= Lai Choi San =

20th-century Chinese pirate

Lai Choi San (meaning Mountain of Wealth) was a Chinese pirate active in the 1920s and 1930s. Her historicity, or at the very least the historicity of most of what is known of her, is disputed since the main source on her life is the 1931 report I Sailed with Pirates by Aleko Lilius, a journalist of dubious repute.

== Historicity ==
The primary source on Lai Choi San is the report I sailed with Chinese pirates (1931) by Aleko Lilius. Although Lilius's account of Lai Choi San is not a wholly unlikely tale, Lilius is considered a journalist of dubious repute. He self-described himself as being from various different countries and was arrested on fraud charges in both the Philippines and Singapore. I sailed with Chinese pirates includes photographs of women on ships, but there is no evidence beyond Lilius's word that the subjects of the photographs were pirates.
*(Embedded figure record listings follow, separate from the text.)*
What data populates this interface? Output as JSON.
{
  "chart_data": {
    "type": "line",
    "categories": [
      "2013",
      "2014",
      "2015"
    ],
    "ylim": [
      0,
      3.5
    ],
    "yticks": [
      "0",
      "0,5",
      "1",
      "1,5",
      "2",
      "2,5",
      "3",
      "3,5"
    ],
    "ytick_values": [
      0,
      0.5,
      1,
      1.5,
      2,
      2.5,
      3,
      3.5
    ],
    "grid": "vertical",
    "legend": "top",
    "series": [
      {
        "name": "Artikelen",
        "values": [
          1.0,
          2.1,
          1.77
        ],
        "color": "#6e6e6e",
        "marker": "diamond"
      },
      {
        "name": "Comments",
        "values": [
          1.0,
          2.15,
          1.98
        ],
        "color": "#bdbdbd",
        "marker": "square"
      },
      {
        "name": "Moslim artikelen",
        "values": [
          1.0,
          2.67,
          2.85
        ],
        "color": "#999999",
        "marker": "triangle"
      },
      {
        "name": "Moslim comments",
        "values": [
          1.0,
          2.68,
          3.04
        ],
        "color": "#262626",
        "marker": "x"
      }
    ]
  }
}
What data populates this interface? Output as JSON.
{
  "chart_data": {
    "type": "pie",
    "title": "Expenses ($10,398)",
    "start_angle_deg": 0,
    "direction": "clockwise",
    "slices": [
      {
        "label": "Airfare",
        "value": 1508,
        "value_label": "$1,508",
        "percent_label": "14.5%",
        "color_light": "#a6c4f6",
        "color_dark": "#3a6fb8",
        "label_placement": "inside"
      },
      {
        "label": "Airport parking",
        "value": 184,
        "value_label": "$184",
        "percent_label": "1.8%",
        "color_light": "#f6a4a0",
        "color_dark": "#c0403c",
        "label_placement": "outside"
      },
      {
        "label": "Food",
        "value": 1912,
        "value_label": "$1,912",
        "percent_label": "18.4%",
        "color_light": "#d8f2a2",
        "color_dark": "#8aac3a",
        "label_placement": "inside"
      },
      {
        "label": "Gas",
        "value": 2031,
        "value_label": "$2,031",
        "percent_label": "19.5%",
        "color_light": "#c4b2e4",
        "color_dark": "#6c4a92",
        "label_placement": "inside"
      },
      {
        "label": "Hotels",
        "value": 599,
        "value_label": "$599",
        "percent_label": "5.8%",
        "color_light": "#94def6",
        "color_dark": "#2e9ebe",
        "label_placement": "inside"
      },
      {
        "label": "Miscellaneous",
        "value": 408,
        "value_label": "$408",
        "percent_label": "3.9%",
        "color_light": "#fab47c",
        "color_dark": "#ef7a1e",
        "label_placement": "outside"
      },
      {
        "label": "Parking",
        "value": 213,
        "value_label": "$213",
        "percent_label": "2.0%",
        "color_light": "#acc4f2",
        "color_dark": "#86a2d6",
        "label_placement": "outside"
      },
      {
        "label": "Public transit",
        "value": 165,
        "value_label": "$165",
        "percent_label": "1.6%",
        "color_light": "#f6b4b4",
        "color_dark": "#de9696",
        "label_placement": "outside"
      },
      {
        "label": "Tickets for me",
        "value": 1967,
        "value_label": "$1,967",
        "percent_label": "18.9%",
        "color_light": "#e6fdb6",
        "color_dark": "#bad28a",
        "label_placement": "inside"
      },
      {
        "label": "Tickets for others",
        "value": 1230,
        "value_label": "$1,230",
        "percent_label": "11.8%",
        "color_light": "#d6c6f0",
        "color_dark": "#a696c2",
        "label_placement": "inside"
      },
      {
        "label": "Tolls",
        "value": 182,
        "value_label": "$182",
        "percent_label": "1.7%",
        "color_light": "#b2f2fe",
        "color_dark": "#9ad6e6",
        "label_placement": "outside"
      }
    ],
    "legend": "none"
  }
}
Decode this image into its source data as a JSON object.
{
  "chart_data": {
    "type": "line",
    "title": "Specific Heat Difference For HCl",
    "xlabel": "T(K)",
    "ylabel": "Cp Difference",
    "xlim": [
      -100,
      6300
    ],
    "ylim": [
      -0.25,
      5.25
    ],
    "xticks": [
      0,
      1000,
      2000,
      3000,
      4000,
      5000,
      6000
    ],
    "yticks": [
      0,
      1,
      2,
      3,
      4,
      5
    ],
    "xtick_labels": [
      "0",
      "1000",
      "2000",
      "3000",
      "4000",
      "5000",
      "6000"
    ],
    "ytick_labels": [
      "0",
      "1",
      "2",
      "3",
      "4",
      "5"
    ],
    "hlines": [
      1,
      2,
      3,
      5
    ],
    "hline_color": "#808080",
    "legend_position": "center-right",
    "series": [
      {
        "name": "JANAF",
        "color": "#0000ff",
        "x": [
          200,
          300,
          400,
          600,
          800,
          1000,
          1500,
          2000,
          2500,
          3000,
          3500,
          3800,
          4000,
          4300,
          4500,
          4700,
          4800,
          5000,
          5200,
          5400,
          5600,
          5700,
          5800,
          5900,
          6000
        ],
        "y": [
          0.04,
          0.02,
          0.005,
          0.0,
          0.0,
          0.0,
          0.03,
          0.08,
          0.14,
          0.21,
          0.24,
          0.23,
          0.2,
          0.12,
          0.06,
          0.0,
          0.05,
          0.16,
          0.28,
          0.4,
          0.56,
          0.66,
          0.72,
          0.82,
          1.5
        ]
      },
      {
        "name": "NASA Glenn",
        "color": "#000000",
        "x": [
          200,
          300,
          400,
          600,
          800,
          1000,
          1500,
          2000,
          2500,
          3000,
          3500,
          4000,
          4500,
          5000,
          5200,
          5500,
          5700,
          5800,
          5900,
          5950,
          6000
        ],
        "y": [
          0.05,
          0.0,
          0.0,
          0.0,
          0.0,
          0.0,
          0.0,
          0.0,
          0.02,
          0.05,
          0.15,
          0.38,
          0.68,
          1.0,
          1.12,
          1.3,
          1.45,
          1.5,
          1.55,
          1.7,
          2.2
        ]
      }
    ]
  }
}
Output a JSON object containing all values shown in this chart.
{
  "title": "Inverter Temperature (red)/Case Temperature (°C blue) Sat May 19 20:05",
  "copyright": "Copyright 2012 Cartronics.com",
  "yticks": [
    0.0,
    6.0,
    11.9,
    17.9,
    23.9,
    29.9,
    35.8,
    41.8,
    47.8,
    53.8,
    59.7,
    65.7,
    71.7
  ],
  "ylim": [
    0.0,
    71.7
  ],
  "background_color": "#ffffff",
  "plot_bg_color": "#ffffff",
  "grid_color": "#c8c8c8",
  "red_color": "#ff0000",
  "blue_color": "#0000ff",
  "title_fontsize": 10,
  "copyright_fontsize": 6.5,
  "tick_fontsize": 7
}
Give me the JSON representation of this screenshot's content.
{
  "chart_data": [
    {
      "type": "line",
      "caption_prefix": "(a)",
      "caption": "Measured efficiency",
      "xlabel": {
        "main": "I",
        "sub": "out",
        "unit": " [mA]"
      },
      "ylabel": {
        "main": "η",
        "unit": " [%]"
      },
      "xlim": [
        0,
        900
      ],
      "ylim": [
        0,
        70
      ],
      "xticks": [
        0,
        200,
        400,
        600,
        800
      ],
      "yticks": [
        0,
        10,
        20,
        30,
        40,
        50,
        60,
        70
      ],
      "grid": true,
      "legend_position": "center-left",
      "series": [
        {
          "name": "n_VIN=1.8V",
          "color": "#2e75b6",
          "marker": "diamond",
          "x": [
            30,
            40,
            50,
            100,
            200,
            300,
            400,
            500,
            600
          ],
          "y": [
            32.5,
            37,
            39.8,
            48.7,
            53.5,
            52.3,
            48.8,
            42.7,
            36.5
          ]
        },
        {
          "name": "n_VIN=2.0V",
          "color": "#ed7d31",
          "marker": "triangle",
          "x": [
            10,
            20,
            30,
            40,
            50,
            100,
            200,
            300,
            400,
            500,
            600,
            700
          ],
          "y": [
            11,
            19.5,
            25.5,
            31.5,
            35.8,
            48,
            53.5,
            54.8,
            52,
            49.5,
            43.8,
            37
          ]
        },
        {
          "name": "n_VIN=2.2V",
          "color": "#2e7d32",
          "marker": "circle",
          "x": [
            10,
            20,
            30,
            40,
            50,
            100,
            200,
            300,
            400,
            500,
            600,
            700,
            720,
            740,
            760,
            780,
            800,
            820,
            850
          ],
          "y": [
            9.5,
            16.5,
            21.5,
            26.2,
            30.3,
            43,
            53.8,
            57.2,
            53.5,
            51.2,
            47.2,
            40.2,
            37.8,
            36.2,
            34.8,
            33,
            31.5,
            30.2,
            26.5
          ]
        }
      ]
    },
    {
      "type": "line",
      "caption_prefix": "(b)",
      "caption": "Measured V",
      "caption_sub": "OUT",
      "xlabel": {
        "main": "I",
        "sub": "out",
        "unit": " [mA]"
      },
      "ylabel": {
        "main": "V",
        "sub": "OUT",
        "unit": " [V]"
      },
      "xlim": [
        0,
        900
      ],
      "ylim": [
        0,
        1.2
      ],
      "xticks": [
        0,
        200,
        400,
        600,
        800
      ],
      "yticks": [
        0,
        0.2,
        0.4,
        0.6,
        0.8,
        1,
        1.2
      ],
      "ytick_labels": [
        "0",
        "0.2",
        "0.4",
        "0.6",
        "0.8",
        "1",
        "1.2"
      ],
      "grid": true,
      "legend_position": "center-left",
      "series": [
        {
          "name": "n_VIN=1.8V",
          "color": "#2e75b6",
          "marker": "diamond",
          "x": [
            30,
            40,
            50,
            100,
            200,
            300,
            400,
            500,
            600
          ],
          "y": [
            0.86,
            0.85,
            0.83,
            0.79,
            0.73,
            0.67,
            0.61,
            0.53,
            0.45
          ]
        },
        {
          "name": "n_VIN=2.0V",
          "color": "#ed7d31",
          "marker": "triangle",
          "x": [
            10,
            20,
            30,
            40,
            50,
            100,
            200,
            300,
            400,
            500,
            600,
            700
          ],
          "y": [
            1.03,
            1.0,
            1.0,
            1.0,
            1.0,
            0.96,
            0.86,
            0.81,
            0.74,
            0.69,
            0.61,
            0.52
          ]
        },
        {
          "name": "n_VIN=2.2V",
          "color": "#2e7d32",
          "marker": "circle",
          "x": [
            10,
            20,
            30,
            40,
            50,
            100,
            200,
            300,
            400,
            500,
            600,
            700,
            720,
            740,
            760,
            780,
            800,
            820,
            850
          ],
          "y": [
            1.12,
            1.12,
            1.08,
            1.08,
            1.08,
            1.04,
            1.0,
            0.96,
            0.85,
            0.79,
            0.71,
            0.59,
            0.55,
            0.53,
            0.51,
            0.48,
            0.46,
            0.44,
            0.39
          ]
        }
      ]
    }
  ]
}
There is another source that mentions Lai Choi San, at least indicating that she was a real figure; a report by a war journalist during the Sino-Japanese War that mentions the sinking of a pirate fleet and that its captain, Lai Choi San, had chosen to go down with her ships. This account is, however, not without controversy either; according to Ulrike Klausmann in the book Women Pirates and the Politics of the Jolly Roger (1997), some other sources indicate that Lai Choi San was captured and sentenced to life in prison by the international coast guard in 1939.

==Career==
According to Lilius, Lai Choi San was the only daughter born into a family with four sons. Her father employed her as a servant-girl during his expeditions at sea and eventually joined a pirate gang. Her father moved up through the ranks and after some time became captain himself, commanding seven junks. After Lai Choi San's father died, she took command of the fleet and added five further junks, bringing the total number of ships under her command to twelve. Lilius describes her as intelligent, attractive, ruthless and cruel. He is believed to have emphasized her physical appearance for the sake of making her an interesting subject for his report.

Lilius supposedly met Lai Choi San, perhaps at a brothel, and claimed to have accompanied her on expeditions in the vicinity of Macao in the late 1920s. She supposedly dressed in a white satin robe and adorned herself with gold rings and jade while on land in Macao but dressed less elegantly while on her ships, where she wore pants and took off her shoes. According to Lilius she preferred to run her operations from land, dispatching order to the captains of her ships, but also at times set sail herself. While sailing she was always accompanied by her serving women and stayed in her private quarters, where other members of the crew were not allowed to enter. Lai Choi San operated semi-legally as an "inspector", someone who other boat owners paid money to in order to guard their boats from other pirates. Her fees were very high, bordering on extortion, and if her clients did not pay she kidnapped them and put them under torture until one of their relatives delivered the sum. She operated with little interference from either Portuguese or Chinese authorities.

Lilius describes her fleet as "twelve smooth-bore, medieval-looking cannons onboard, and two rather modern ones. Along the bulwarks of the junk were bolted rows of heavy iron plates". Her crew are referred to as ladrones (pirates, robbers) by the Portuguese and, according to Lilius, were "all fearsome fellows, muscular bare-chested men who wore wide-brimmed hats and tied red kerchiefs around their necks and heads."

==Influence in culture==
In Missee Lee, Arthur Ransome's young adult novel set in the South China Sea waters, the title role is taken by a character who shares many of Lai Choi San's distinguishing characteristics. Missee Lee, who commands a flotilla of armed junks sailed by muscular Chinese pirates, both kidnaps and then rescues the heroic English children sailing in the area.

Lai Choi San was also the model for the Dragon Lady, one of the main villains which appeared in the comic, radio and television series Terry and the Pirates. The series creator Milton Caniff later claimed to have been inspired by reading a story about her. The character would heavily influence the stock character whose persona is usually portrayed as a beautiful yet cold-hearted villainess as seen in later popular culture.
In another book called Los Futbolisímos by Roberto Santiago, a Spanish thief called Almudena García uses Lai Choi San's name as a pseudonym.